In a dream ,, so committed,, I burn my leg to charcoal and wonder if I could draw with it
some masterpiece might be lurking in me
waiting for the charcoal of my body to emerge

I have been 16 since 2009, standing with you, the loss becomes/in asocial tears and cigarettes.
Experience is solitary until sun or moon permits us to witness their other forms—possible on the shoulders of transit

We are what we always have been




Bliss, formerly Bucolic Green Hills

In this dream an outline shimmering & punctuated by points of light

it is shaped approx. house-like and in apparent relief

against the ground a suburban pastoral in high saturation greens & blues

which seem computerly, borrowed from the Windows XP background image of a field,

though these tones are actually so common on sunny days

and that image actually was not manipulated in a computer

other than its endless compression and reassembly.

Florentine seems to have seen it too, its strange & undeniable beauty

on a day like this.

Colors that are most emotionally resonant may be muted, they may also be vibrant.

They seem indigenous to our hearts. They seem directly reflective

of extremity of feeling which we struggle to accept as knowable,

resonating at frequencies that began as tone in the depths of our souls.

We tolerate the ongoing darkness as unknowable

we refuse the presence of these wavelengths in daylight,

that they are random neither to us nor to the plant, who also experiences

extremity of color as heat, cold, drought, and solitude

on the same cellular level. In our refusal we reject the possibility that this color

exists outside of our constructed reality.

I wish I could vomit selectively, get rid of the bread and hold onto the tequila-soaked pineapple

I’m going to exercise, one type of sugar feels more welcome. This is my body speaking

a language it stole from my heart.

The conservatory is proxy for computer—a radioactive green,

a blush pink, an impossible black are common experiences

between my companions and the plants. I learn something, watching

Amelia smile at yellow rot and wine colored tongue leaves,

about her feeling landscape. Inside the glass

normal boundaries subordinate to less ordinary identities

like, being inside the glass.

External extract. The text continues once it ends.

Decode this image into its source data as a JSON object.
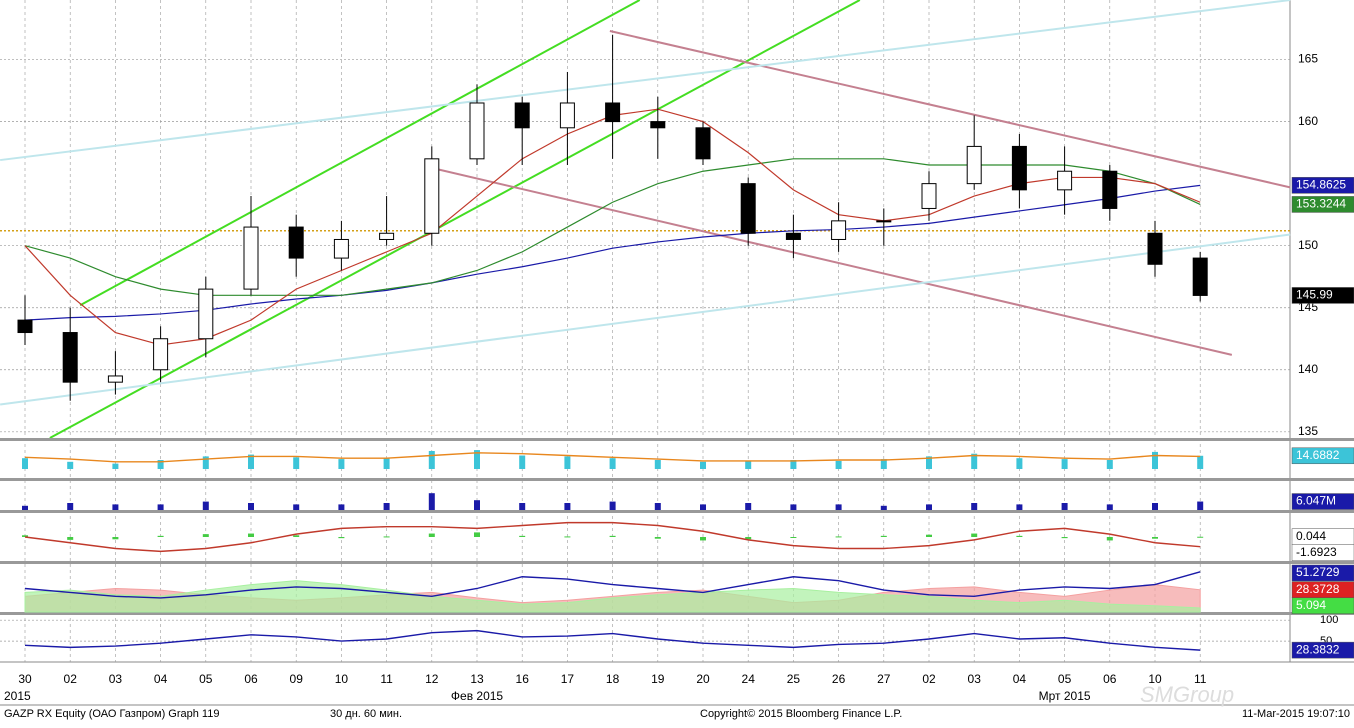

There’s a mimetic triangulation

that only exists inside of us—

Justifying this map of color to a map of memory

I feel something physiological, faint, and involuntary—

then, an artifice: the aesthetics of shared visual experience

(when we remember this later, we will talk about the shape of leaves).

The former is between me and a plant.

In shared experience, surfaces gather defensively the uncanny feeling that a plant is acting

like something so twisted and sinful

in its neon blue and sagging flesh

it could only belong to us.

I don’t want to want to know what that shimmering

outline was about in my dream. I want to believe that dream will reveal itself

to be inherent like a hill which knows many colors in a year,

experiencing tone according to sensation

communicating sensation through self evidence.

Its only meaning is its beauty and that we both looked at it,

so, agree that it exists, in the dream.

One day there will be a house-like shape

I’ll walk into it, or I’ll walk past it: I will be changed, or I’ll change some other way

and the fact of the change, whichever, will enter the realm of fact for whatever

happens to see.

Joanie Cappetta is a poet from California living in Western Massachusetts. Her writing has appeared in Tyger Quarterly, TILT, Antennae, the Brooklyn Rail, and Variable West, among others. She is thinking about the mud at low tide.